Can the Europeans do any better than the US forces? Attempting to find out, I fly to a Lithuanian base called a PRT, for Provincial Reconstruction Team. These small military bases aim to mix peacekeeping and reconnaissance with development work and political support for fledgling local government institutions like the police and the provincial governor's offices.
[...]The Lithuanian-run PRT also includes a small Danish contingent. I am assigned to one of their squads, called a Mobile Liaison and Observation Team, or MLOT. These teams of six soldiers riding in two SUVs are the PRT's main means of operation. Their job is similar to that of the American squad I had been embedded with on the Shomali Plain. The MLOTs here comb their terrain of operations, driving for up to a week at a time, patrolling from village to village, gathering information, mapping the region's strengths and weaknesses, building links to the local population and letting people know that the foreign supporters of the central government are out and about with their guns, grenade launchers and who knows what else.
[...] Unlike the American patrol, with its sloppy, halfhearted, ultimately divisive handouts, the Danes and Lithuanians limit their aid work to a few well-thought-out emergency-response projects: heat for an orphanage, shoes for the children of a displaced persons' camp, a few other things.
The European troops work hard to build bridges to the locals, growing beards, taking off their boots for indoor meetings, learning some Dari. And their sympathy seems genuine.

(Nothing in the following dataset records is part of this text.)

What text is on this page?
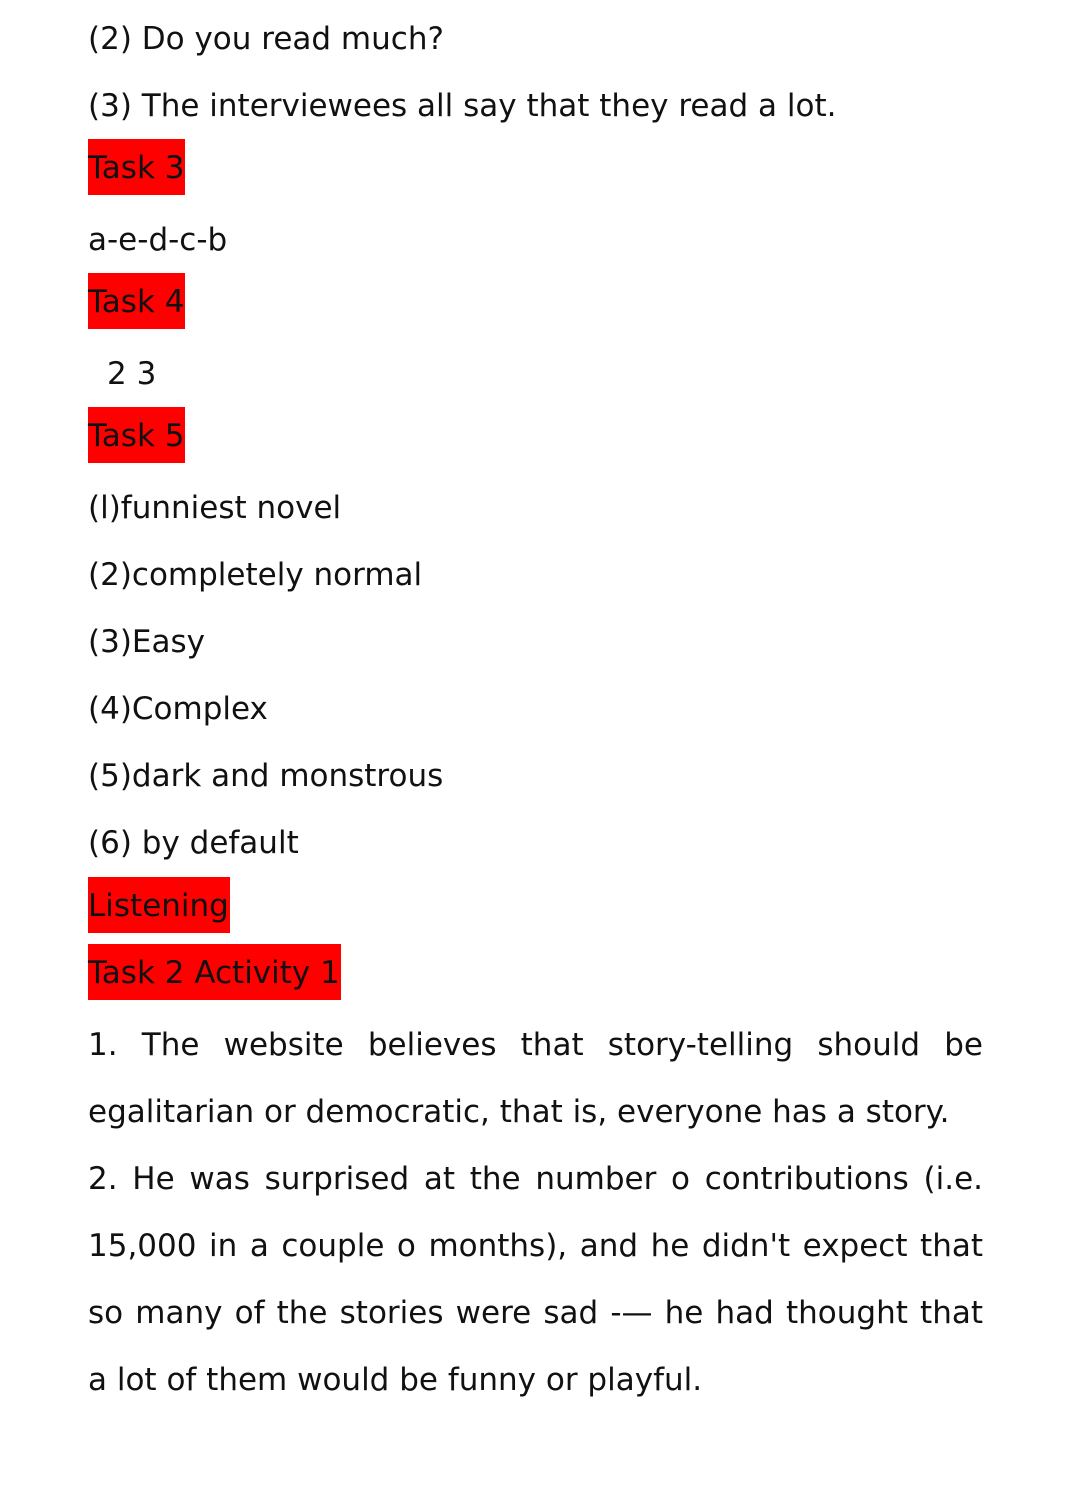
(2) Do you read much?
(3) The interviewees all say that they read a lot.
Task 3
a-e-d-c-b
Task 4
2 3
Task 5
(l)funniest novel
(2)completely normal
(3)Easy
(4)Complex
(5)dark and monstrous
(6) by default
Listening
Task 2 Activity 1
1. The website believes that story-telling should be
egalitarian or democratic, that is, everyone has a story.
2. He was surprised at the number o contributions (i.e.
15,000 in a couple o months), and he didn't expect that
so many of the stories were sad -— he had thought that
a lot of them would be funny or playful.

"I understand why everyone is armed," says Capt. Bo Jepsen while we wait for one of his vehicles to be towed out of the mud. "There is no law and order out here. They have to protect themselves."
Finally, the most depressing part of Parenti's visit to Afghanistan:
Toward the end of my stay I meet a European "contractor" who is in fact a Western intelligence agent in charge of several important dossiers pertaining to Afghan security. All of this is confirmed through Afghan intelligence sources. But my "contractor" friend maintains his pretenses and I remain respectful of that, and we proceed with otherwise very frank conversations.

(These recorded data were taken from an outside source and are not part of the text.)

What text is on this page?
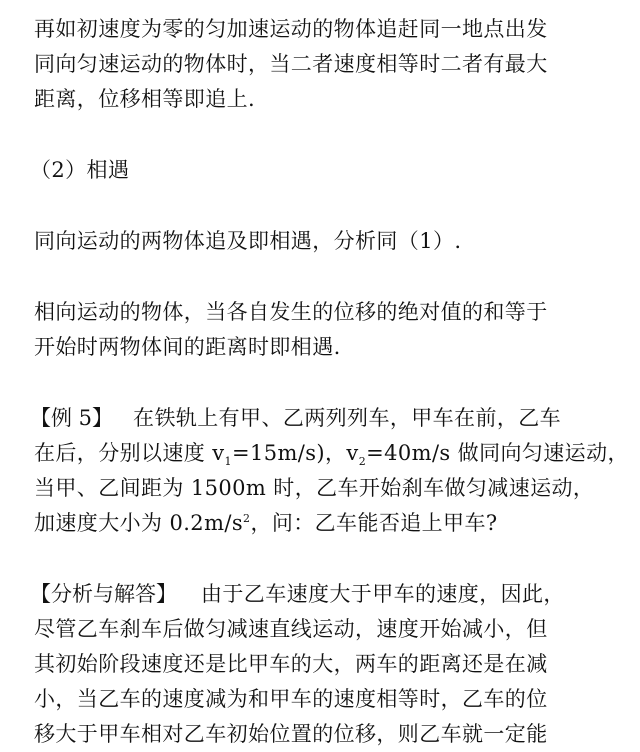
再如初速度为零的匀加速运动的物体追赶同一地点出发
同向匀速运动的物体时，当二者速度相等时二者有最大
距离，位移相等即追上.
（2）相遇
同向运动的两物体追及即相遇，分析同（1）.
相向运动的物体，当各自发生的位移的绝对值的和等于
开始时两物体间的距离时即相遇.
【例 5】 在铁轨上有甲、乙两列列车，甲车在前，乙车
在后，分别以速度 $v_1=15m/s$)，$v_2=40m/s$ 做同向匀速运动，
当甲、乙间距为 1500m 时，乙车开始刹车做匀减速运动，
加速度大小为 $0.2m/s^2$，问：乙车能否追上甲车?
【分析与解答】 由于乙车速度大于甲车的速度，因此，
尽管乙车刹车后做匀减速直线运动，速度开始减小，但
其初始阶段速度还是比甲车的大，两车的距离还是在减
小，当乙车的速度减为和甲车的速度相等时，乙车的位
移大于甲车相对乙车初始位置的位移，则乙车就一定能
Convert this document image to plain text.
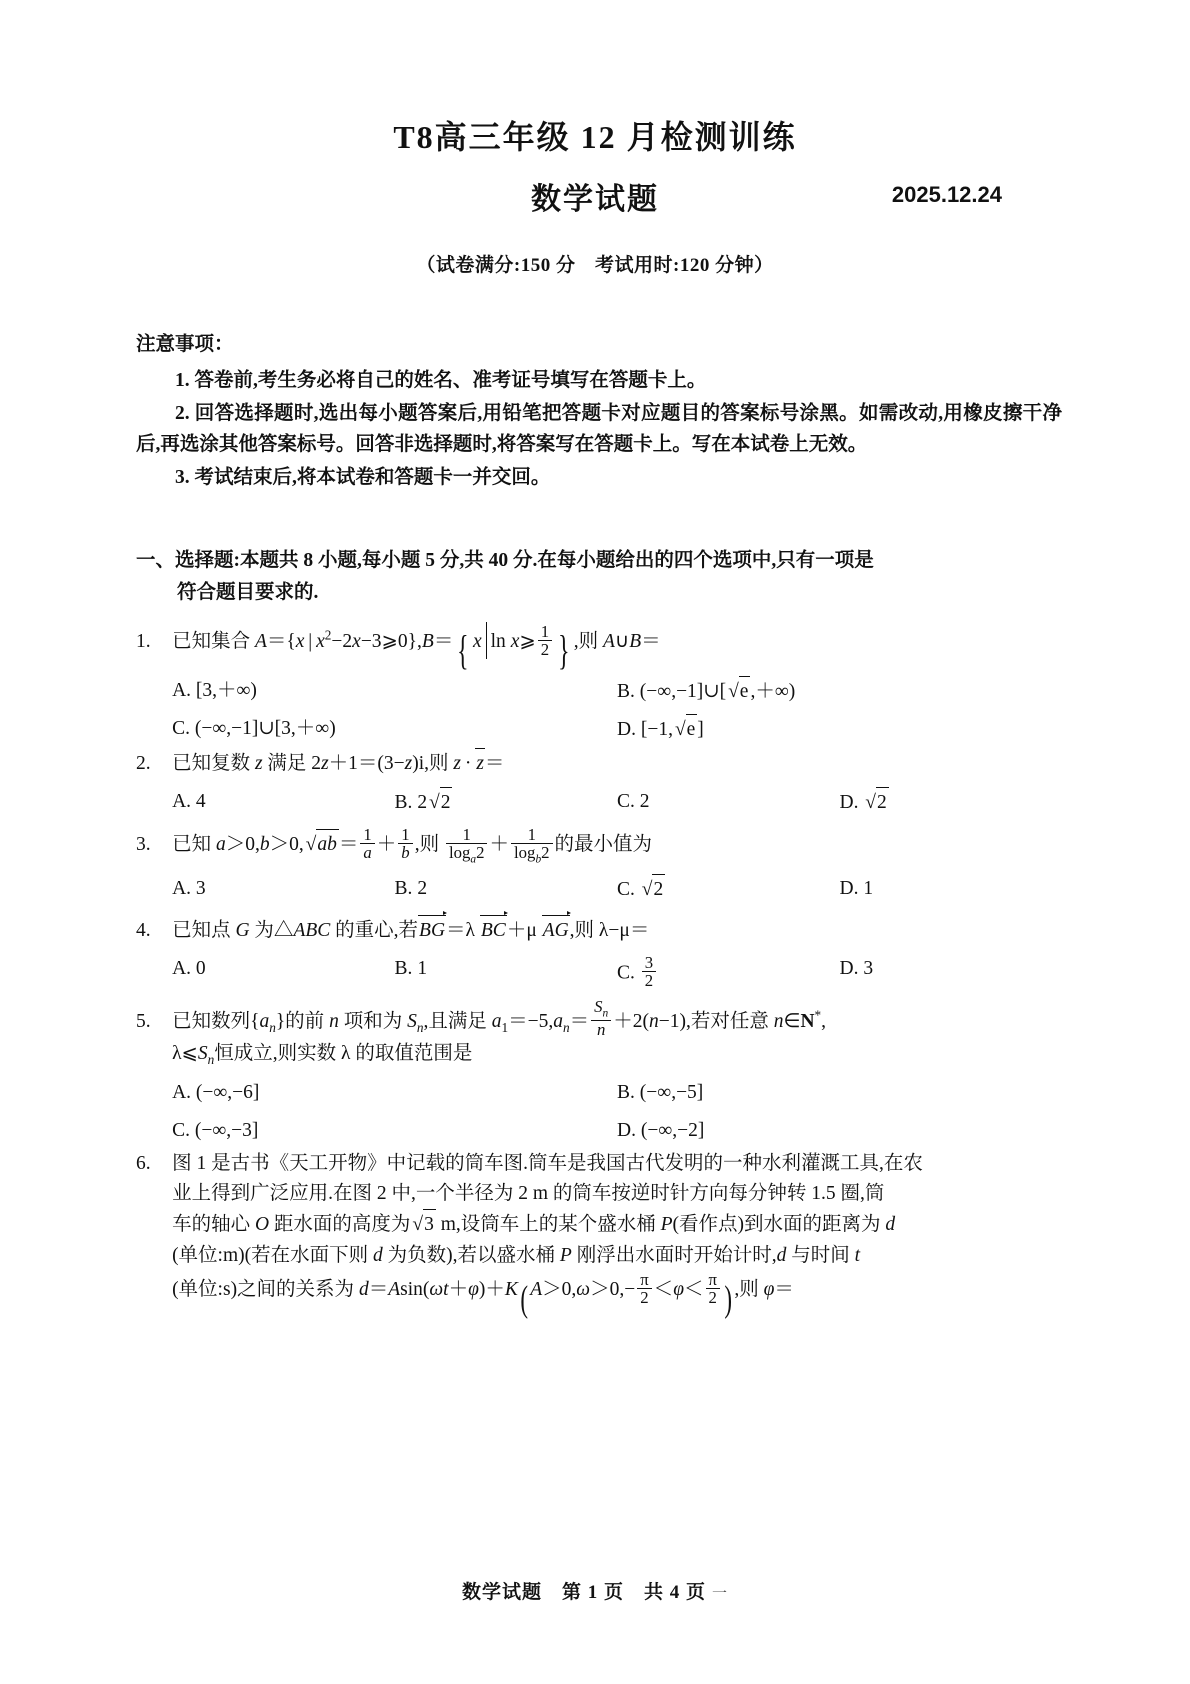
T8高三年级 12 月检测训练
数学试题	2025.12.24
（试卷满分:150 分　考试用时:120 分钟）
注意事项：
1. 答卷前,考生务必将自己的姓名、准考证号填写在答题卡上。
2. 回答选择题时,选出每小题答案后,用铅笔把答题卡对应题目的答案标号涂黑。如需改动,用橡皮擦干净后,再选涂其他答案标号。回答非选择题时,将答案写在答题卡上。写在本试卷上无效。
3. 考试结束后,将本试卷和答题卡一并交回。
一、选择题:本题共 8 小题,每小题 5 分,共 40 分.在每小题给出的四个选项中,只有一项是
符合题目要求的.
1. 已知集合 A＝{x | $x^2-2x-3⩾0\},B=$ { x ln x⩾ $\frac{1}{2}$ } ,则 A∪B＝
A. [3,＋∞)	B. (−∞,−1]∪[√e ,＋∞)
C. (−∞,−1]∪[3,＋∞)	D. [−1,√e ]
2. 已知复数 z 满足 2z＋1＝(3−z)i,则 z · z＝
A. 4	B. 2√2	C. 2	D. √2
3. 已知 $a>0,b>0,√ab = \frac{1}{a} + \frac{1}{b}$ ,则 $\frac{1}{\log_a2} + \frac{1}{\log_b2}$ 的最小值为
A. 3	B. 2	C. √2	D. 1
4. 已知点 G 为△ABC 的重心,若BG＝λ BC＋μ AG,则 λ−μ＝
A. 0	B. 1	C. $\frac{3}{2}$	D. 3
5. 已知数列$\{a_n\}$的前 n 项和为 $S_n$,且满足 $a_1=-5,a_n= \frac{S_n}{n} +2(n-1)$,若对任意 n∈N*,
$\lambda⩽S_n$恒成立,则实数 λ 的取值范围是
A. (−∞,−6]	B. (−∞,−5]
C. (−∞,−3]	D. (−∞,−2]
6. 图 1 是古书《天工开物》中记载的筒车图.筒车是我国古代发明的一种水利灌溉工具,在农
业上得到广泛应用.在图 2 中,一个半径为 2 m 的筒车按逆时针方向每分钟转 1.5 圈,筒
车的轴心 O 距水面的高度为√3 m,设筒车上的某个盛水桶 P(看作点)到水面的距离为 d
(单位:m)(若在水面下则 d 为负数),若以盛水桶 P 刚浮出水面时开始计时,d 与时间 t
(单位:s)之间的关系为 d＝Asin(ωt＋φ)＋K( $A>0,\omega>0,- \frac{\pi}{2} <\varphi< \frac{\pi}{2}$ ) ,则 φ＝
数学试题　第 1 页　共 4 页 一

To my surprise, this agent to the great powers, this builder of empire, is the most cynical person I've met my whole trip. Highly intellectual, he talks of Afghanistan as doomed, a hostage to history and to the idiocy, arrogance and Iraq obsession of the Bush clique. He passes me a series of "red gaming papers"--intentionally dissenting analyses of the Afghan situation written by and for the coalition.

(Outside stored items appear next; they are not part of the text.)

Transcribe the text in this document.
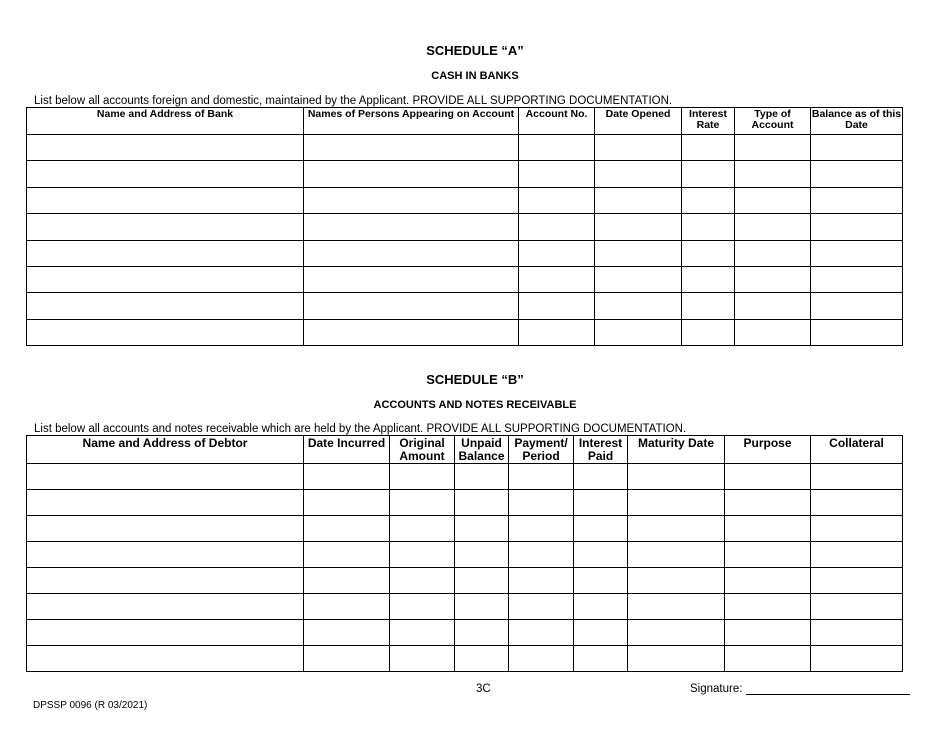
SCHEDULE “A”
CASH IN BANKS
List below all accounts foreign and domestic, maintained by the Applicant. PROVIDE ALL SUPPORTING DOCUMENTATION.
Name and Address of Bank	Names of Persons Appearing on Account	Account No.	Date Opened	Interest Rate	Type of Account	Balance as of this Date

SCHEDULE “B”
ACCOUNTS AND NOTES RECEIVABLE
List below all accounts and notes receivable which are held by the Applicant. PROVIDE ALL SUPPORTING DOCUMENTATION.
Name and Address of Debtor	Date Incurred	Original Amount	Unpaid Balance	Payment/ Period	Interest Paid	Maturity Date	Purpose	Collateral

3C	Signature:
DPSSP 0096 (R 03/2021)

The papers paint an arrestingly bleak picture of Afghanistan as a political "fiction," a buffer state that no longer buffers, a collection of fiefdoms run by brutal local warlords. The coalition's mission is portrayed as a fantasy game managed by sheltered careerists. One of the papers is by an American. It ends on this note: Nothing short of an open-ended blank check from the United States will keep Afghanistan from returning to chaos.
One of our meetings takes place at a dinner party. The contractor and I get rather drunk and talk politics by a big outdoor fire pit. He sums up the situation with a Kipling poem: "When you're wounded and left on Afghanistan's plains/And the women come out to cut up what remains/Just roll to your rifle and blow out your brains/An' go to your Gawd like a soldier."
I can't believe how grim his view of things is (though he is cheerful), and I keep pushing him to test for exaggeration. "I know an Afghan commander who is with the government and has been at this for quite a long time," says the contractor. "He described the current situation as 1983: The Taliban can't take on armored columns yet, but they are building momentum."
This analogy between the present and 1983 seems a bit unfair. "The mujahedeen had US backing," I suggest. "The Taliban have no superpower patron."
"Yes, but neither does Afghanistan," says the contractor. He fills my glass once more with dark red wine and stares into the flames.